Dr. James Kroll, professor emeritus for Forest Wildlife Management and Director of the Institute for White-tailed Deer Management and Research at SFA made a Facebook post holding Sasser personally responsible for his “Dr. Deer” nickname.
“We had so many fine days afield, and I shall miss him!” Kroll wrote. “He was a scholar and a wordsmith. He once wrote an article about a bird hunt we had that opened with this phrase: “The German shorthair was locked tighter than the lug nuts on a junkyard Chevrolet!” The world will never again enjoy such prose.”
Dr. Dale Rollins, executive director of the Rolling Plains Quail Research Ranch, told about a spectacular quail hunt he and Sasser shared on a Coke County ranch. Rollins’ dogs pointed 28 different coveys of bobwhites in 3 1/2 hours that day. Sasser jokingly gave the hunt a 198 on a Boone and Crockett scale.
“Ray has been called the ‘Dean of Outdoor Editors’…and rightfully so,” Rollins said in his Facebook post. “He was also one of the few outdoor writers (in TX anyway) whose passion for quail and quail hunting was omni-evident. Rest in peace, Ray. We in the quail brotherhood will miss your insight and abilities to paint those vivid mental images. Thanks for being our champion to the masses.”
Sasser’s love for the sprightly little game bird led to his being named the recipient of the 2009 Park Cities Quail T. Boone Pickens Lifetime Sportsman Award.
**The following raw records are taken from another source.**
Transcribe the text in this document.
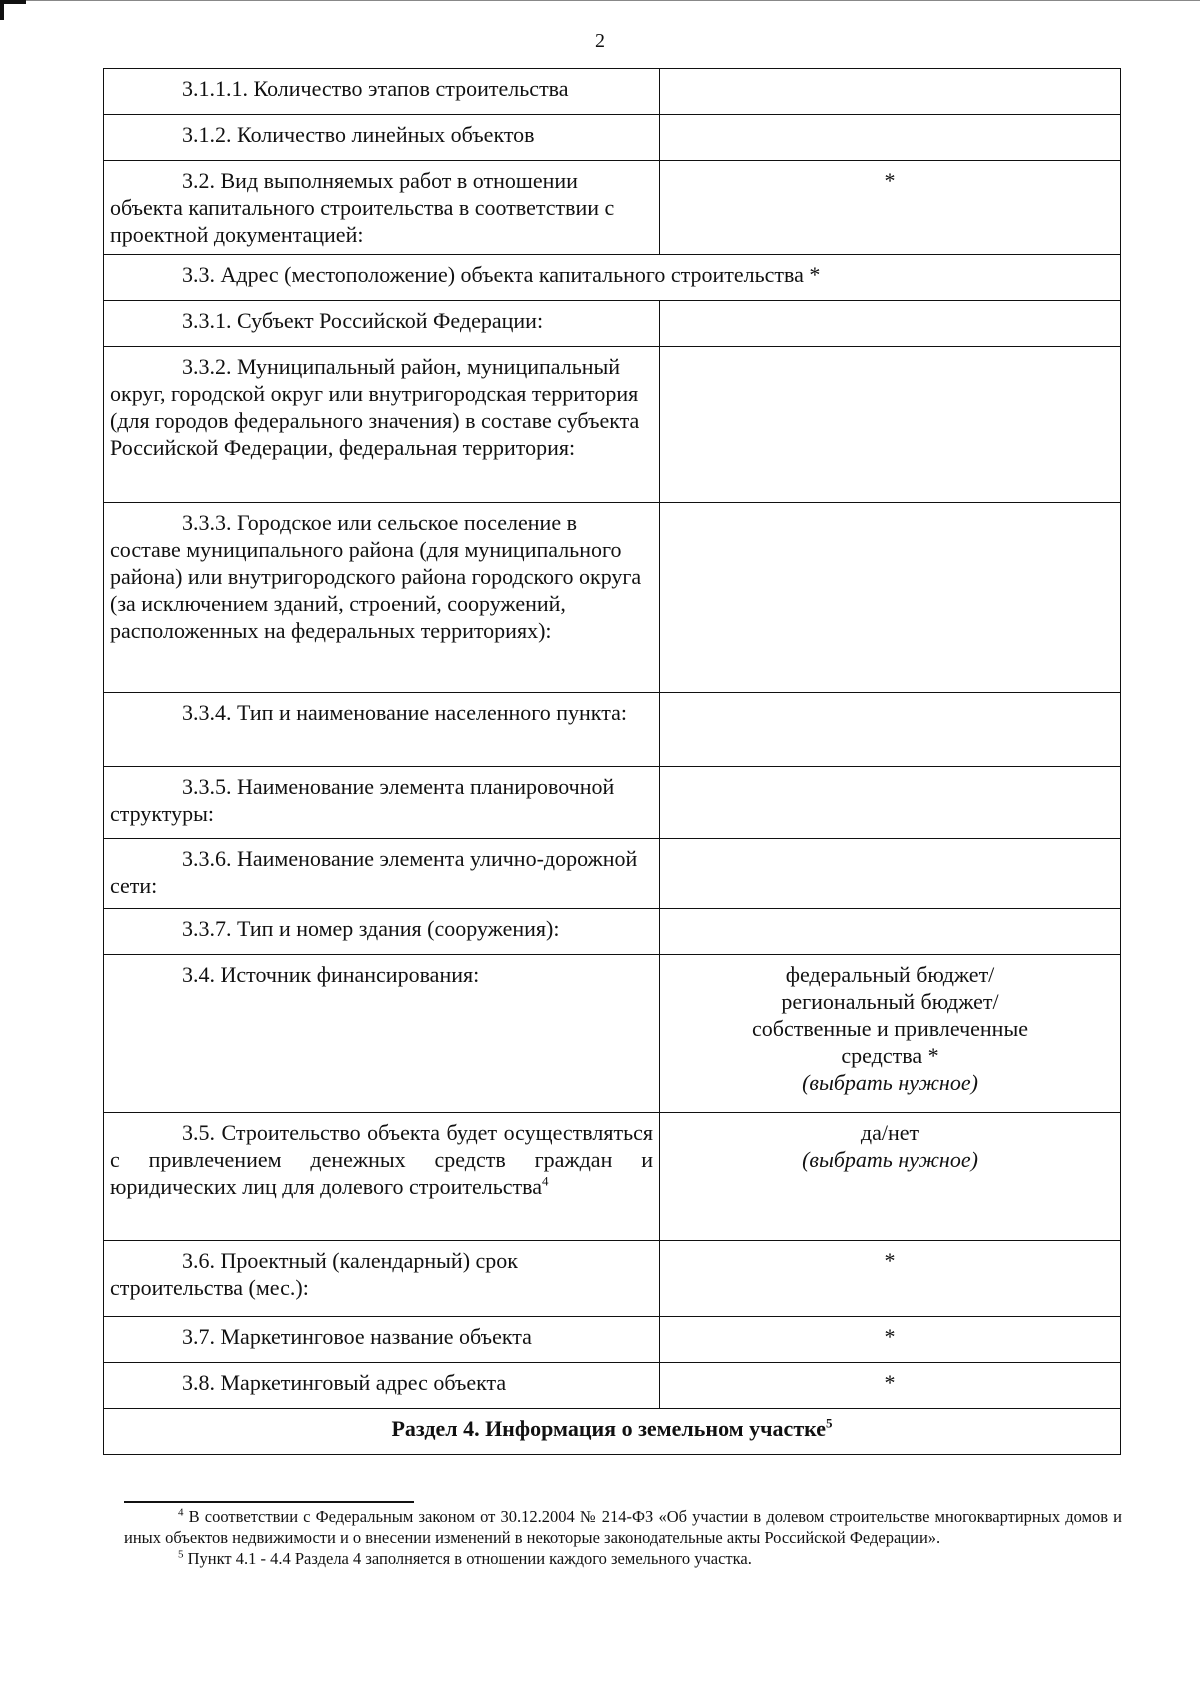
2
3.1.1.1. Количество этапов строительства	
3.1.2. Количество линейных объектов	
3.2. Вид выполняемых работ в отношении объекта капитального строительства в соответствии с проектной документацией:	*
3.3. Адрес (местоположение) объекта капитального строительства *	
3.3.1. Субъект Российской Федерации:	
3.3.2. Муниципальный район, муниципальный округ, городской округ или внутригородская территория (для городов федерального значения) в составе субъекта Российской Федерации, федеральная территория:	
3.3.3. Городское или сельское поселение в составе муниципального района (для муниципального района) или внутригородского района городского округа (за исключением зданий, строений, сооружений, расположенных на федеральных территориях):	
3.3.4. Тип и наименование населенного пункта:	
3.3.5. Наименование элемента планировочной структуры:	
3.3.6. Наименование элемента улично-дорожной сети:	
3.3.7. Тип и номер здания (сооружения):	
3.4. Источник финансирования:	федеральный бюджет/региональный бюджет/собственные и привлеченные средства *
(выбрать нужное)

3.5. Строительство объекта будет осуществляться с привлечением денежных средств граждан и юридических лиц для долевого строительства$^4$	да/нет
(выбрать нужное)

3.6. Проектный (календарный) срок строительства (мес.):	*
3.7. Маркетинговое название объекта	*
3.8. Маркетинговый адрес объекта	*
Раздел 4. Информация о земельном участке$^5$

$^4$ В соответствии с Федеральным законом от 30.12.2004 № 214-ФЗ «Об участии в долевом строительстве многоквартирных домов и иных объектов недвижимости и о внесении изменений в некоторые законодательные акты Российской Федерации».

$^5$ Пункт 4.1 - 4.4 Раздела 4 заполняется в отношении каждого земельного участка.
Not surprisingly, the wealthy Texas oil tycoon for whom the award is named had nothing but good things to say about his quail-hunting buddy from Meridian.
“Ray Sasser was not just one of the greatest outdoor writers in Texas, he was one of the most respected outdoor writers in the country,” Pickens said. “His success and following were rooted in the fact he didn’t just cover the outdoors, he loved all that it meant to hunters, fishermen and conservation as a whole. To me he was much more than a talented writer who cared about the outdoors, he was a good friend whom I will miss. We should all have such a passion for life and our chosen professions.”
Sasser’s contributions to the fishing world didn’t go unnoticed, either. Texas Parks and Wildlife Department inland fisheries director Craig Bonds called Sasser a “true icon of the Texas Outdoor industry.”
In June 2016, Sasser was inducted to the Texas Freshwater Fishing Hall of Fame in Athens. Sadly, he was in the hospital and couldn’t be present for the ceremony, but his wife and two children, Jenny and Zach, were there on his behalf. His daughter read his acceptance speech.
TPWD put together a six-minute video about Sasser prior his HOF induction. It can be viewed at www.youtube.com/watch?v=6ujALABPmWwwe.
RIP, Sasser. Your eloquent style, words of wisdom and friendship will be dearly missed.